Richardson Urges Nonaggression Pact with N.Korea story.news.yahoo.com
By Mark Egan
WASHINGTON (Reuters) - U.S. diplomatic trouble-shooter Bill Richardson on Sunday urged the Bush administration to open talks with North Korea (news - web sites) aimed at negotiating a nonaggression pact to defuse nuclear tension with the communist state.
Fresh from almost nine hours of talks with North Korean officials, Richardson said the United States must start talks through United Nations (news - web sites) channels to end the crisis.
"What I think the administration needs to do, with all due respect, is just pick up the phone, start the preliminary talks at the U.N. in New York at a low level to set up broader talks," Richardson said on ABC's "This Week" program.

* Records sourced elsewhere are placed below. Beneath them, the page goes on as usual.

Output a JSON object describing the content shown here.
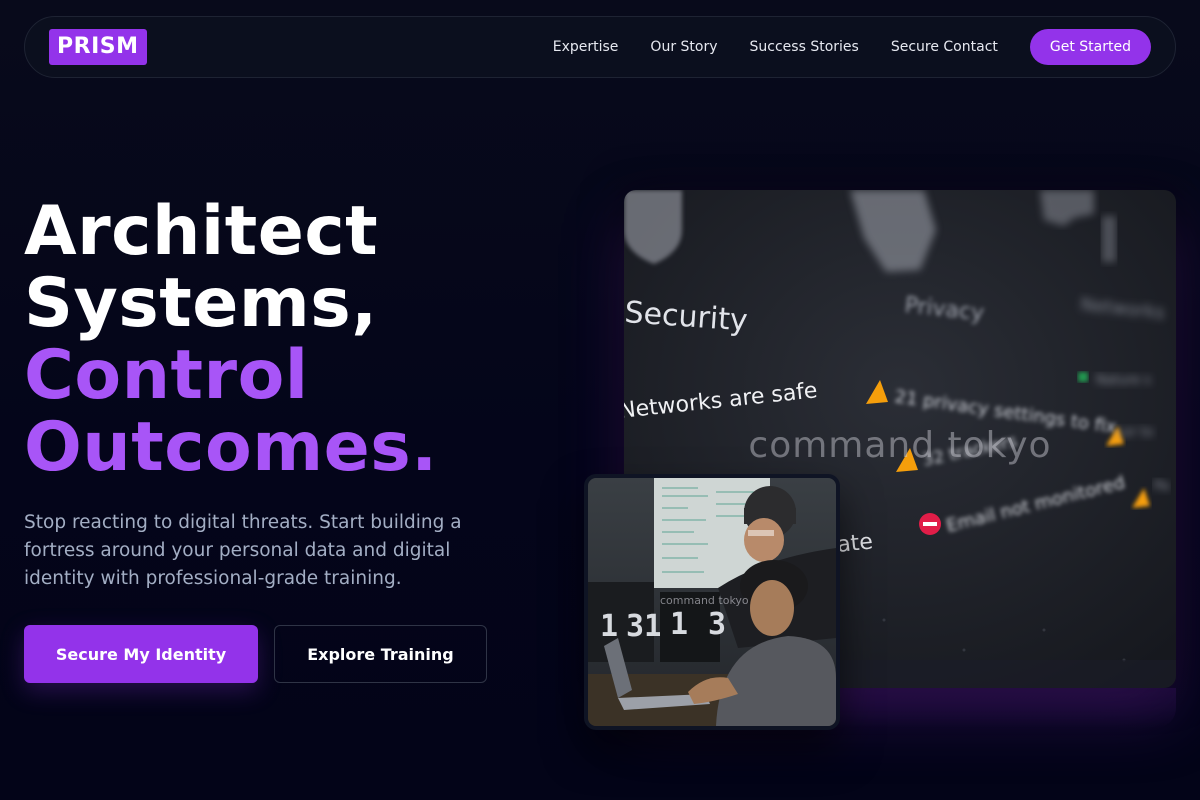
{
  "brand": {
    "logo_text": "PRISM",
    "accent": "#9333ea",
    "accent_light": "#a855f7"
  },
  "nav": {
    "links": [
      "Expertise",
      "Our Story",
      "Success Stories",
      "Secure Contact"
    ],
    "cta": "Get Started"
  },
  "hero": {
    "title_lines": [
      "Architect",
      "Systems,",
      "Control",
      "Outcomes."
    ],
    "description": "Stop reacting to digital threats. Start building a fortress around your personal data and digital identity with professional-grade training.",
    "primary_button": "Secure My Identity",
    "secondary_button": "Explore Training"
  },
  "main_image": {
    "screen_texts": [
      "Security",
      "Privacy",
      "Networks are safe",
      "21 privacy settings to fix",
      "32 trackers",
      "Email not monitored",
      "ate"
    ],
    "watermark": "command tokyo"
  },
  "inset_image": {
    "watermark": "command tokyo",
    "monitor_digits": [
      "1",
      "31",
      "1",
      "3"
    ]
  }
}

Richardson, a Democrat and former U.S. ambassador to the United Nations, met with Han Song Ryol, a high-ranking member of the North Korean delegation to the United Nations, and others over three days in the state of New Mexico. He said he had fully briefed Secretary of State Colin Powell (news - web sites), including writing a lengthy report.

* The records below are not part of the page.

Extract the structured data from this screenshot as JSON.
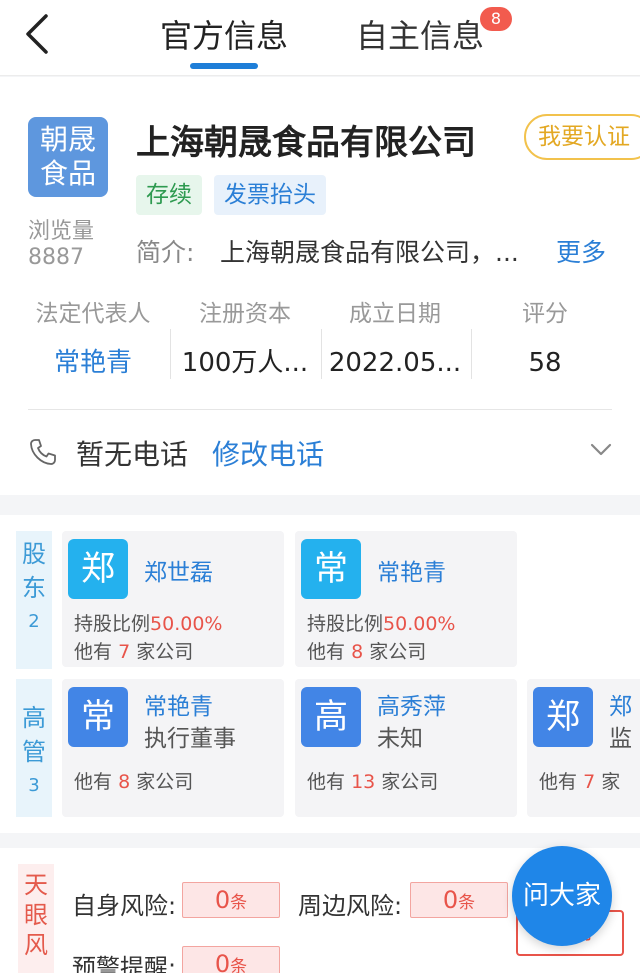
{
  "nav": {
    "tabs": [
      {
        "label": "官方信息"
      },
      {
        "label": "自主信息",
        "badge": "8"
      }
    ]
  },
  "company": {
    "logo_line1": "朝晟",
    "logo_line2": "食品",
    "views_label": "浏览量",
    "views": "8887",
    "name": "上海朝晟食品有限公司",
    "certify_label": "我要认证",
    "tags": [
      "存续",
      "发票抬头"
    ],
    "intro_label": "简介:",
    "intro_text": "上海朝晟食品有限公司，...",
    "more_label": "更多",
    "stats": [
      {
        "label": "法定代表人",
        "value": "常艳青"
      },
      {
        "label": "注册资本",
        "value": "100万人..."
      },
      {
        "label": "成立日期",
        "value": "2022.05..."
      },
      {
        "label": "评分",
        "value": "58"
      }
    ],
    "phone_text": "暂无电话",
    "phone_edit": "修改电话"
  },
  "shareholders": {
    "label_line1": "股",
    "label_line2": "东",
    "count": "2",
    "items": [
      {
        "avatar": "郑",
        "name": "郑世磊",
        "ratio_label": "持股比例",
        "ratio": "50.00%",
        "other_prefix": "他有",
        "other_count": "7",
        "other_suffix": "家公司"
      },
      {
        "avatar": "常",
        "name": "常艳青",
        "ratio_label": "持股比例",
        "ratio": "50.00%",
        "other_prefix": "他有",
        "other_count": "8",
        "other_suffix": "家公司"
      }
    ]
  },
  "executives": {
    "label_line1": "高",
    "label_line2": "管",
    "count": "3",
    "items": [
      {
        "avatar": "常",
        "name": "常艳青",
        "role": "执行董事",
        "other_prefix": "他有",
        "other_count": "8",
        "other_suffix": "家公司"
      },
      {
        "avatar": "高",
        "name": "高秀萍",
        "role": "未知",
        "other_prefix": "他有",
        "other_count": "13",
        "other_suffix": "家公司"
      },
      {
        "avatar": "郑",
        "name": "郑",
        "role": "监",
        "other_prefix": "他有",
        "other_count": "7",
        "other_suffix": "家"
      }
    ]
  },
  "risk": {
    "side_line1": "天",
    "side_line2": "眼",
    "side_line3": "风",
    "self_label": "自身风险:",
    "self_count": "0",
    "around_label": "周边风险:",
    "around_count": "0",
    "warn_label": "预警提醒:",
    "warn_count": "0",
    "unit": "条",
    "case_label": "案例"
  },
  "fab_label": "问大家",
  "colors": {
    "accent": "#1e7ed8",
    "risk": "#e8544a",
    "certify": "#e3a823"
  }
}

Richardson, who is now governor of New Mexico, disagreed with State Department officials who said after the talks that the North Koreans had failed to address "issues of concern."
He said the secretive communist nation had significantly signaled a willingness to discuss its nuclear program in negotiations, and had said it did not plan to build nuclear weapons.
"What I would suggest ... is a bilateral nonaggression binding pact that basically says the United States is ready to agree that North Korea is not going to be treated in an aggressive, hostile fashion, in other words, that we're not going to attack North Korea," Richardson said.
DIRECT TALKS IMPORTANT
"It's important that direct talks happen. I can't stress how important that is. And it can be at the technical level, low level, starting to the higher level," he added.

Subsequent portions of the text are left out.